The final key aspect of the patina was to make the film feel like it was playing back in a theater from the 1930s—to replicate that experience for a modern audience. “The architecture of the period created this large echo,” Klyce says. “Also, those theaters were huge. They had balconies and they could hold over two thousand people at a time. David really wanted to have that feeling, to hear the movie echo against the walls of an old theater.”
Instead of digitally re-creating that reverb using impulse responses captured inside an old theater, Fincher suggested playing the film back in the Grand Lake Theater in Oakland and then recording the sound in that space. Klyce admits, “When you’re dealing with a filmmaker who has these desires, of course you want to execute those asks, but the idea of trying to get a pristine recording inside of the Grand Lake Theater was a little scary.”
“There would be too much traffic outside, cars, construction noise, and people. And we wouldn’t have the flexibility of having all the equipment in our hands,” explains Molod. “So we came up with the idea of using the Scoring Stage at Skywalker Sound.”
The Scoring Stage features high ceilings, hardwood floors, and hard walls. It has an acoustic signature similar to a vintage movie palace. And, best of all, it’s a controlled recording environment.
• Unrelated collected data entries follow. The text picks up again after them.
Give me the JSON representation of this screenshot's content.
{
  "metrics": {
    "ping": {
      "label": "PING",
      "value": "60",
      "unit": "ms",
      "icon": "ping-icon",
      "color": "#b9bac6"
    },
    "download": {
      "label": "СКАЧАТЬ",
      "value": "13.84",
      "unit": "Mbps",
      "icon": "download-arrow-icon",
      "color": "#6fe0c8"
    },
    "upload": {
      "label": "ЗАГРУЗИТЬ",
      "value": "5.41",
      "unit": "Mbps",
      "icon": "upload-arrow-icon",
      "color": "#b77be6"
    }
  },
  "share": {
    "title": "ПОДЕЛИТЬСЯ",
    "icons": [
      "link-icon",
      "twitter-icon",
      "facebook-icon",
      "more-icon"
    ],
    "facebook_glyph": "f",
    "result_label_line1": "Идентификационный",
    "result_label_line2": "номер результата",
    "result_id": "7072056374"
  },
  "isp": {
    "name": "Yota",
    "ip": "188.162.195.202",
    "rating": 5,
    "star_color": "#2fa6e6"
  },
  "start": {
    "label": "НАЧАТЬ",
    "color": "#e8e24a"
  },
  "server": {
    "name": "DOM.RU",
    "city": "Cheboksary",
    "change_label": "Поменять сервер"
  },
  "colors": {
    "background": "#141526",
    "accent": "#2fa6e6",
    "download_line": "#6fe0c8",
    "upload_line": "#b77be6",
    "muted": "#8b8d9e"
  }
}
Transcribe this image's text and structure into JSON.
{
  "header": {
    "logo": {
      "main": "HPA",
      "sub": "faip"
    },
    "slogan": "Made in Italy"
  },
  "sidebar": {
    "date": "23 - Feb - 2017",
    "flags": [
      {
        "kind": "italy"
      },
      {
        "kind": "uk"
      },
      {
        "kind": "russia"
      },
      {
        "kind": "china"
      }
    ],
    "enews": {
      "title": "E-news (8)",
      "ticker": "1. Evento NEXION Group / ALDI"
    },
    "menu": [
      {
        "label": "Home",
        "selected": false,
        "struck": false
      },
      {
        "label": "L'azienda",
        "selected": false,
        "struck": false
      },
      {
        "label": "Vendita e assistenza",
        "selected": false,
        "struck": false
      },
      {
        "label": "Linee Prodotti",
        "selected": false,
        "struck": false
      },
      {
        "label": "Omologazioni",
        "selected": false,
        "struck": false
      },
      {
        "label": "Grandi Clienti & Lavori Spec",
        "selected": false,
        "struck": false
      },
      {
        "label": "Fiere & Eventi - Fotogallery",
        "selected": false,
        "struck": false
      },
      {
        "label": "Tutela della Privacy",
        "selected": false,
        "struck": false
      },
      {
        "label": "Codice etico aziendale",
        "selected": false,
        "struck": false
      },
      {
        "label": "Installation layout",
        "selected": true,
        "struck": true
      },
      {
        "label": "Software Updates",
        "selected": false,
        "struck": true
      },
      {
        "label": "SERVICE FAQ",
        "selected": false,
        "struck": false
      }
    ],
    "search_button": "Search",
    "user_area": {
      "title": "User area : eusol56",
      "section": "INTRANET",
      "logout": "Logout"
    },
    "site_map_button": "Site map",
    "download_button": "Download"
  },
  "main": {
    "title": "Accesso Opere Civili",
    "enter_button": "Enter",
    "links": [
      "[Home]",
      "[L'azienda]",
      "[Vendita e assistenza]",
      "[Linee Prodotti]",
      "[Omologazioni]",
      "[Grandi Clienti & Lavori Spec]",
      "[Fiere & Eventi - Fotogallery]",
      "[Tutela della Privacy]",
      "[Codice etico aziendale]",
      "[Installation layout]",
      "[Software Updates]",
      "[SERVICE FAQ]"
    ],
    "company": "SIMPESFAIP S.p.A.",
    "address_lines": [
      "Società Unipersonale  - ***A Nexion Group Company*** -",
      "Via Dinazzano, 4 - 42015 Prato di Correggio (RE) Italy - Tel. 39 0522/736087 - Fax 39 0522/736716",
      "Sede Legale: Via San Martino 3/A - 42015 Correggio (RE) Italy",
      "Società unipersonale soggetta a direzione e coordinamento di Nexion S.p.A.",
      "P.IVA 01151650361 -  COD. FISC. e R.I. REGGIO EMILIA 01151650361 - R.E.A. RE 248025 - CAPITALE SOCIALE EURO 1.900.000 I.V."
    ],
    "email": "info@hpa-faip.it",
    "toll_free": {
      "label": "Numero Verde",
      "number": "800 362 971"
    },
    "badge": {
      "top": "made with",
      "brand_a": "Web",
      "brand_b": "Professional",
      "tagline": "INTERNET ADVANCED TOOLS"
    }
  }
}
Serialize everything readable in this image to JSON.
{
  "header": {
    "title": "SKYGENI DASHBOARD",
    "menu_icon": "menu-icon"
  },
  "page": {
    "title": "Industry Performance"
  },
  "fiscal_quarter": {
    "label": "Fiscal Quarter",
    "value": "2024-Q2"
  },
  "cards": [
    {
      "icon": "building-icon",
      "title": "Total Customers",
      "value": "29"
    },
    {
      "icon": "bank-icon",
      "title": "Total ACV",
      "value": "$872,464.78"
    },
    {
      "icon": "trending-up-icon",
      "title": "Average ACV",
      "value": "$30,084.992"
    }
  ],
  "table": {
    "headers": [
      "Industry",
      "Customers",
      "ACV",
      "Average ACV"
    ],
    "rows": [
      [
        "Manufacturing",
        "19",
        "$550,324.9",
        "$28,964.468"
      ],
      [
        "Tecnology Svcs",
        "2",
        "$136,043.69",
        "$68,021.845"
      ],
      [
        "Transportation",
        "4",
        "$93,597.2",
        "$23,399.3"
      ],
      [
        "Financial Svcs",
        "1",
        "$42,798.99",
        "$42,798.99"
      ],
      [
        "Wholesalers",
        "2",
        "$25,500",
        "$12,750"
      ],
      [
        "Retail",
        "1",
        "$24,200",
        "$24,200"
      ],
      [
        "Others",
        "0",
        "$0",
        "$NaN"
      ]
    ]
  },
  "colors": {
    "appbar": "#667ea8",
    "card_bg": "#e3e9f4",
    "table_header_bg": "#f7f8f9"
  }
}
“It even has a large screen and speakers for playback so the orchestra can actually see the film during a scoring session,” adds Klyce.
The sound team set up a dozen mics around the Scoring Stage—like B&K 4011s, Royer ribbon mics, Coles 4038s, a Neumann U47, and others—to capture playback of the L-C-R mix from different angles and distances from the speakers. “It was so exciting to watch the movie come to life in the way that David and producer Cean Chaffin wanted,” shares Klyce. “If you can imagine seeing this film playing in this echo-y room, it was like, wow, this thing is alive! It’s bouncing across the room!”
After soaking in the sound on the Scoring Stage, Klyce, Molod and the team moved to the control room, where they could single out different microphones and decide which to blend together. “Of the 12 mics, we primarily used just two that gave us the most authentic sound. We compared it with the digital impulse response tracks and found that we liked the live recordings better,” says Molod.
The live playback “reverb” was added to the rear surrounds and balanced with the dry mix upfront to create Mank’s final mix.
Klyce concludes: “What was great about this project was that our whole team really was super-excited about being on another Fincher project. Having this challenge of creating a mono soundtrack, and having it sound ‘old-fashioned,’ was exciting.”